Kit’s eyes widened. “We aren’t really doing that, right?” she asked Cyril. “That’s not happening?”

“Don’t borrow tomorrow’s worries early.” Cyril raised his head to the wind and moved toward the lip of the ledge they occupied, his chest rising and falling with deep steady breaths. “Tonight, we fly to take back the Massa’eve thone.”

CHAPTER 31

Autumn

“Hello Emric,” Autumn said, picking her way between the woven branches of a crude shelter the males had constructed for the prisoner. Despite his lack of hands, the priest was secured to a tree trunk with a chain the industrious males had found somewhere. Another chain formed a slip collar around his neck, the kind that tightened if he pulled too hard.

“Mage.” The priest glared, his bloodshot eyes filled with hatred.

She wrinkled her nose. The human—if Emric could be called that with the stolen magic corrupting his body—stank. Unfortunately for him, none of the stench originated from his wounds. The stumps appeared healthy and well bandaged. No easy death coming for him.

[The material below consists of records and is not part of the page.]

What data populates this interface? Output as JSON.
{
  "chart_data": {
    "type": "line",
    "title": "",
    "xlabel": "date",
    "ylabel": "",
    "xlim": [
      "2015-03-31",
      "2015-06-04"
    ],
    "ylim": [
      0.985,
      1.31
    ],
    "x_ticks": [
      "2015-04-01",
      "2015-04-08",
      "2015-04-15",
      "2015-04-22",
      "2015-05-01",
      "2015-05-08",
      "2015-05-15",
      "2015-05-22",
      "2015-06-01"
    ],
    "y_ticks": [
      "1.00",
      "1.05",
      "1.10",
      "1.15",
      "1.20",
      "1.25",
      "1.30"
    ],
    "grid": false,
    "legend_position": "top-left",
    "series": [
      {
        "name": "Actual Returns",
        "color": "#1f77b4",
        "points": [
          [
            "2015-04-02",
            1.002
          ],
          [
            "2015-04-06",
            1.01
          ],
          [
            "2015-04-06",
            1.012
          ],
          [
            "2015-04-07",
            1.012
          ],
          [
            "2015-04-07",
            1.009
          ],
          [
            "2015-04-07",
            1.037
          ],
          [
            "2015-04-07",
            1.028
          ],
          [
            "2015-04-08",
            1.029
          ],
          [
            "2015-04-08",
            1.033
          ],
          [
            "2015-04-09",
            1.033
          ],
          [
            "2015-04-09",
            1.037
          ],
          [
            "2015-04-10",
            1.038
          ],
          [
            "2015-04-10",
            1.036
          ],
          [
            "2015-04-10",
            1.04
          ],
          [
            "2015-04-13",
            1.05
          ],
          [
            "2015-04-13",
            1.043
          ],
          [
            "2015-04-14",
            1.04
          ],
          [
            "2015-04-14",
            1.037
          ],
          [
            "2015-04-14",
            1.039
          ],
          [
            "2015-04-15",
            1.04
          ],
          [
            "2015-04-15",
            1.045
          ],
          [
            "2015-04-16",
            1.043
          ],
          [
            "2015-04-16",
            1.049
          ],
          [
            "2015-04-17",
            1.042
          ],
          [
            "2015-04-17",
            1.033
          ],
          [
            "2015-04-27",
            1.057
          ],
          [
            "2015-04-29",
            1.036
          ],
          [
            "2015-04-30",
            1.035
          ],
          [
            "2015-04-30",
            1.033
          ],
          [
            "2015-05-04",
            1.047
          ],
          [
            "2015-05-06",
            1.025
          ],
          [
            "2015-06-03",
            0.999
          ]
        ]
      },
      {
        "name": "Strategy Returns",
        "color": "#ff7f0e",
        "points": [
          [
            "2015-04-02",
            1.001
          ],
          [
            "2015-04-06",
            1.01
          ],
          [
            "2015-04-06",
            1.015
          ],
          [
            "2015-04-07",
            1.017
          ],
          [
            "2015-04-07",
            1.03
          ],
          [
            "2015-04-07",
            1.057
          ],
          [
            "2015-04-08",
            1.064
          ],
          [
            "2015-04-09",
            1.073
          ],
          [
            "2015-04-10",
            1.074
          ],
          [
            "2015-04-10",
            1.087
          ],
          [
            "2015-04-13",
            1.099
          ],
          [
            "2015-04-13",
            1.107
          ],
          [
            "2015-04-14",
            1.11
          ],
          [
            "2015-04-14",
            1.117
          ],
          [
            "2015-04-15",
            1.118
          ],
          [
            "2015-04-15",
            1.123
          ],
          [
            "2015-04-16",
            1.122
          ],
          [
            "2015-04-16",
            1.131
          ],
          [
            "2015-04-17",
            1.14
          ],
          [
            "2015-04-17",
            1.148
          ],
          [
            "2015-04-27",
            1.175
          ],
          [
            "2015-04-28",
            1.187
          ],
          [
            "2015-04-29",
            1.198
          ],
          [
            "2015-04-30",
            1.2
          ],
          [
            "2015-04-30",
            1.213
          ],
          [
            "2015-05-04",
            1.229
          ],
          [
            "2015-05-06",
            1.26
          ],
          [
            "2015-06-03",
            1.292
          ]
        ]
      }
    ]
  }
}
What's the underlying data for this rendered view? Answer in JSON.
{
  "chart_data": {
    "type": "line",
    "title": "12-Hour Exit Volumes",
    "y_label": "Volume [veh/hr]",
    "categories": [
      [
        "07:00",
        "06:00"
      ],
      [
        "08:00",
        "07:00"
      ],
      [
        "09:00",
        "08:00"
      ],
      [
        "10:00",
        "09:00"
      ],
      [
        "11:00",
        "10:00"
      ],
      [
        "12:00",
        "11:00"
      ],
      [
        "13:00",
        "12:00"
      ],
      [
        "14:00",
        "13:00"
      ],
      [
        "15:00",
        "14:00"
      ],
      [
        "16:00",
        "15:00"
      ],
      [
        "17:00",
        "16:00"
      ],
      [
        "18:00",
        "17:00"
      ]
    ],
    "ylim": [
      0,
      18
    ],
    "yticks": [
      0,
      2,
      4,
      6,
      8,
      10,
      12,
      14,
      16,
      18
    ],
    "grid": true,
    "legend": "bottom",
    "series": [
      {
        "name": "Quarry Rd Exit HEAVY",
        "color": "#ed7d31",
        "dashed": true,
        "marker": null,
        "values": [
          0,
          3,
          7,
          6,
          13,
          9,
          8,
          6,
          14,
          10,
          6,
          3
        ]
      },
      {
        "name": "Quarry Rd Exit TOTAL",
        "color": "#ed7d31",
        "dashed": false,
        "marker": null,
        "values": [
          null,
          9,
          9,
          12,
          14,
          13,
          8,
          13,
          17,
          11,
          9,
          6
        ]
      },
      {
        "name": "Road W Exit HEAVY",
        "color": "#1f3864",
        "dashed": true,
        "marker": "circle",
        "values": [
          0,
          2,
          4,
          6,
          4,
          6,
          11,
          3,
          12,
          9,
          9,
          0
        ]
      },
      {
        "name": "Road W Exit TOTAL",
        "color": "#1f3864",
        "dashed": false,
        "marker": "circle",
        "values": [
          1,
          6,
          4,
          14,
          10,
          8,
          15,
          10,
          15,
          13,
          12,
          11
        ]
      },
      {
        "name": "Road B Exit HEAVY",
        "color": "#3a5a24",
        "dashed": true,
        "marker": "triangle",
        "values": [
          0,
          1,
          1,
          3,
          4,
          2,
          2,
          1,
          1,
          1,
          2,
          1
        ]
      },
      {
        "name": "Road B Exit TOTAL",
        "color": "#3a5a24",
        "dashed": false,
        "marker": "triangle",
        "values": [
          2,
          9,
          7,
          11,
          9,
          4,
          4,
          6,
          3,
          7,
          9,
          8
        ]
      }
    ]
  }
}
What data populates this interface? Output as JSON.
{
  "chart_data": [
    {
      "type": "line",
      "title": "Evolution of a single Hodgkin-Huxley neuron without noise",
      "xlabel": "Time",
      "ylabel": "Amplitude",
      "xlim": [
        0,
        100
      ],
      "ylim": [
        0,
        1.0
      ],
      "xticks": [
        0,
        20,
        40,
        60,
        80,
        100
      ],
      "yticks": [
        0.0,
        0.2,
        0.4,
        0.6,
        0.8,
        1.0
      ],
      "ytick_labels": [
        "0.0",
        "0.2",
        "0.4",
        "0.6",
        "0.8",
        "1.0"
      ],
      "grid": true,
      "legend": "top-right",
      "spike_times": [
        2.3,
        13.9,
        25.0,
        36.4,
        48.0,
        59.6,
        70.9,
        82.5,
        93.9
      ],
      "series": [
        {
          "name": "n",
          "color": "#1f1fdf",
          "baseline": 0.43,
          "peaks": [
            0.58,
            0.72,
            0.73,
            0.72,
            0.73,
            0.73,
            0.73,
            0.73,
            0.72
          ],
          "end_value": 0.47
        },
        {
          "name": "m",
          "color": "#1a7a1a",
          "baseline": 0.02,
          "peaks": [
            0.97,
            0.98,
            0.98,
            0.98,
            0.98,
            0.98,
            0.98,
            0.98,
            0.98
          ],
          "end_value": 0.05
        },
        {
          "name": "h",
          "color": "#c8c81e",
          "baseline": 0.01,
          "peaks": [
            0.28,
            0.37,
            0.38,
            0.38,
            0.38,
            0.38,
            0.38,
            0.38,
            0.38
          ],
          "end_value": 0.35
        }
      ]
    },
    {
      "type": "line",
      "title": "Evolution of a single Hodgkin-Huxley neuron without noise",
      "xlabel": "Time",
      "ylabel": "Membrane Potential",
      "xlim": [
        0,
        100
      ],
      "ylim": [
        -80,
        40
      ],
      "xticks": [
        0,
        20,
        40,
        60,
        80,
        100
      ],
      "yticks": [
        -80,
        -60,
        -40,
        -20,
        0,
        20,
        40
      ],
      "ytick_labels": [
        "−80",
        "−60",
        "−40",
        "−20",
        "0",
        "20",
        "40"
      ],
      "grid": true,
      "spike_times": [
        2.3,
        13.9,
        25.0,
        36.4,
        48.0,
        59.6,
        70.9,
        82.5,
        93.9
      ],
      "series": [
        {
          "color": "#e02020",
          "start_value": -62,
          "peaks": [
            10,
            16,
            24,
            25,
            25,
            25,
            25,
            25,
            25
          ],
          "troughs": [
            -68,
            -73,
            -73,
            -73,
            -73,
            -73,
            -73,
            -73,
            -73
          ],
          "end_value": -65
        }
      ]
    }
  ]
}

"Why are you back?" Emric demanded. “I thought the scale-cunt and princeling flew off already.”

Autumn settled onto an overturned log she’d been using as a bench these past days, and brushed her finger over the bright orange mushrooms that were growing along it. “Oh, they did.”

“Then why are you here?”

“You are as pleasant as always I see.” Autumn plucked one of the mushrooms and twisted it in her fingers. Chicken of the woods. Delicious when fried correctly. And a reminder of new things that grow from decay. “It confounds me why you aren’t more glad to have a visitor. This place must get utterly boring."

"A follower of Orion is never alone," said Emric.

"Well, there is that." Autumn shrugged. “In answer to your question though, I am a scholar. And we’ve been so very busy dealing with practical matters these past days, that I never got to ask the questions truly holding me captive.” She smiled. “Forgive the pun.”

Emric jerked involuntarily at the word question and looked around.

“It’s just us today,” Autumn said lightly. “If you are smart—and I think both of us know you are—that alone should make you nervous.”

Emric snorted. “You think I fear a female who barely reaches my shoulder?”

Autumn extended her hand, letting a single strand of magic extend to the first of the constellation tattoos on the side of Emric’s head. The one she was almost certain she understood. She knew she was right the moment her magic touched the priest’s rune, and a surge of power thundered back along the connection. Autumn gasped.

Emric screamed.

“Now that we’ve resolved the problem of my reach, can we continue on?” Autumn asked.

“What do you want to know now?” he snarled. “There is nothing else of use to your precious dragons that can be harnessed without decades of study and dedication.”